Kind regards, Xander

AxelThomas
Regular Contributor

Xander,

thanks for your fast response. I have attached the complete shape file. You can find the polygon that caused the trouble by looking at the percentile fields at the end of the table and scroll down until the values change to 0.

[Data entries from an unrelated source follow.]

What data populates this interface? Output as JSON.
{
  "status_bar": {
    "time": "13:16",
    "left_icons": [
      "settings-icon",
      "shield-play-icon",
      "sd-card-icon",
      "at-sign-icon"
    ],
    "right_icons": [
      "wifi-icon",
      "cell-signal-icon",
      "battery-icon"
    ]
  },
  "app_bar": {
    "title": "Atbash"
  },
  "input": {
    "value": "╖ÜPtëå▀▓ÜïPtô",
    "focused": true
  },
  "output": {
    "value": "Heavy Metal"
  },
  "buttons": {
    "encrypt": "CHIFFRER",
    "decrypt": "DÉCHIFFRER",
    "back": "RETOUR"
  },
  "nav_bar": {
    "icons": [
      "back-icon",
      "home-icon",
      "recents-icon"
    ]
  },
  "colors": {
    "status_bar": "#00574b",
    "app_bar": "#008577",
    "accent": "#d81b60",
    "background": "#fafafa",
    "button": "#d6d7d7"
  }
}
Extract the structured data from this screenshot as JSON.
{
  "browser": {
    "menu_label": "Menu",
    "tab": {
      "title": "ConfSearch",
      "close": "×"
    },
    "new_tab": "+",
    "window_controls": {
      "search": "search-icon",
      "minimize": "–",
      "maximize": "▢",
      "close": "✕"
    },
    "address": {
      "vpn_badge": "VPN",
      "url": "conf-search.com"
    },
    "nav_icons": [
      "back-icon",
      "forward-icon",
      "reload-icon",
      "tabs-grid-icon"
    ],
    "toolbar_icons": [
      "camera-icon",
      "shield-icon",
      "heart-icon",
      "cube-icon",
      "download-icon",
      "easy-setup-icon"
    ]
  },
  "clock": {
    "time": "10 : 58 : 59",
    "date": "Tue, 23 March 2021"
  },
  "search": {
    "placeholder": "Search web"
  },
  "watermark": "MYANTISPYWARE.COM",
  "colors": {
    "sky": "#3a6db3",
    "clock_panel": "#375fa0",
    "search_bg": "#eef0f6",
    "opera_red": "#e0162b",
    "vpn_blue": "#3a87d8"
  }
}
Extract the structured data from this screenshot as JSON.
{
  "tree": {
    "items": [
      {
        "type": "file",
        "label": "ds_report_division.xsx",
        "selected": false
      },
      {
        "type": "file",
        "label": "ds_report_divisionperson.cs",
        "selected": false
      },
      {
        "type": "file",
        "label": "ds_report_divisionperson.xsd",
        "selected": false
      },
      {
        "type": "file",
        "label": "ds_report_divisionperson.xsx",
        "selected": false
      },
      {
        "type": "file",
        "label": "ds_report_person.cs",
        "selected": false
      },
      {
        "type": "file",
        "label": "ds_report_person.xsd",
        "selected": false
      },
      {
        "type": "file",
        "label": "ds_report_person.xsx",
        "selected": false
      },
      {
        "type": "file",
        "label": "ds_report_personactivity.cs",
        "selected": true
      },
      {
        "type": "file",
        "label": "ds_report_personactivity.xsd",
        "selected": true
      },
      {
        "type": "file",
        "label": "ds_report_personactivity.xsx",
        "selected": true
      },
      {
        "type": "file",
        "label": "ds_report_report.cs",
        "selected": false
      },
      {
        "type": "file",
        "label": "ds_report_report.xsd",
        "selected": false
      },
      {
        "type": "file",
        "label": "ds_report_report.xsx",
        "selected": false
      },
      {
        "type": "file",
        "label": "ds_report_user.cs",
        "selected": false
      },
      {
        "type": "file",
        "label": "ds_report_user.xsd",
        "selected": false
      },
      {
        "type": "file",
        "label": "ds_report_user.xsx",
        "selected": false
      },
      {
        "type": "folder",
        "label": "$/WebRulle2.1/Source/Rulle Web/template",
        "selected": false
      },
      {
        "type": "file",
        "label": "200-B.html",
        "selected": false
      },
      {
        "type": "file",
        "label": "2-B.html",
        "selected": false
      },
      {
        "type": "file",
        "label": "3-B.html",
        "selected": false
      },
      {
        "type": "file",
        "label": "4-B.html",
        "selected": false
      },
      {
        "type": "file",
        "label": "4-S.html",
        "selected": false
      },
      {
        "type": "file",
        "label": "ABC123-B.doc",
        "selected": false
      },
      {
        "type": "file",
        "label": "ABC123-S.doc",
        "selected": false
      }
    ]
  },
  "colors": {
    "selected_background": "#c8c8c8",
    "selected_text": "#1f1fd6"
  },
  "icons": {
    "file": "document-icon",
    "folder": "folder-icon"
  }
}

Hope that helps to fix the error.

Thanks in advance and best regards

Axel

0 Kudos
XanderBakker
Esri Esteemed Contributor

Hi Axel Thomas ,

Thanks for posting the data, I will look into it as soon as I get some things "of my plate"...

Kind regards, Xander

XanderBakker
Esri Esteemed Contributor

OK, so I loaded your features, used some Spatial Adjustment to move them over a dummy DEM that I have here, and ran the script which reproduced the error that you encountered. I made a small change to the script o assure that no matter is it is multipart it will simply add the points to the list as if it where a single part polygon.... and this works. Checking the result manually generated something very similar. So I think you could do this:

So change this line (around line 55):

        if polygon.partCount == 1:

into this:

        if polygon.partCount != 0:

... and please try again.

AxelThomas
Regular Contributor

Hi Xander,

replaced the line as you said and the code ran happily away - until polygon 60:

Processing polygon: 60

4300.2_5201

Traceback (most recent call last):

  File "W:\hydrogeologie\Verweilzeiten\modellierung_2010\Juelich\skripte\Perzentile_aus_raster.py", line 75, in <module>

    x, y = pnt.X, pnt.Y

AttributeError: 'NoneType' object has no attribute 'X'

I guess it means that the raster is smaller than the extent of the polygon layer and the sampled pixels contain NULL values? I checked the polygon in question and as far as I can see there should be no problem - the raster contains '0' values which I would expect to be processed by the code just as any other pixel value. Up until polygon 60 the code has processed quite a number of border polygons without problem. Polygon 60 again is a two-part polygon but with your last change the code processed other polygons of this kind without problem.

Do you have an idea?

.

0 Kudos
XanderBakker
Esri Esteemed Contributor

I will check what is going on with that particular case. What I think might be the case could be due to an island that has a None type point to indicate the island. Will have to see if that is really the case.

Thanks for adding the raster data, that will make things less complex (I had extract just a few polygons until the multipart) so with the raster I can see what else might be going wrong.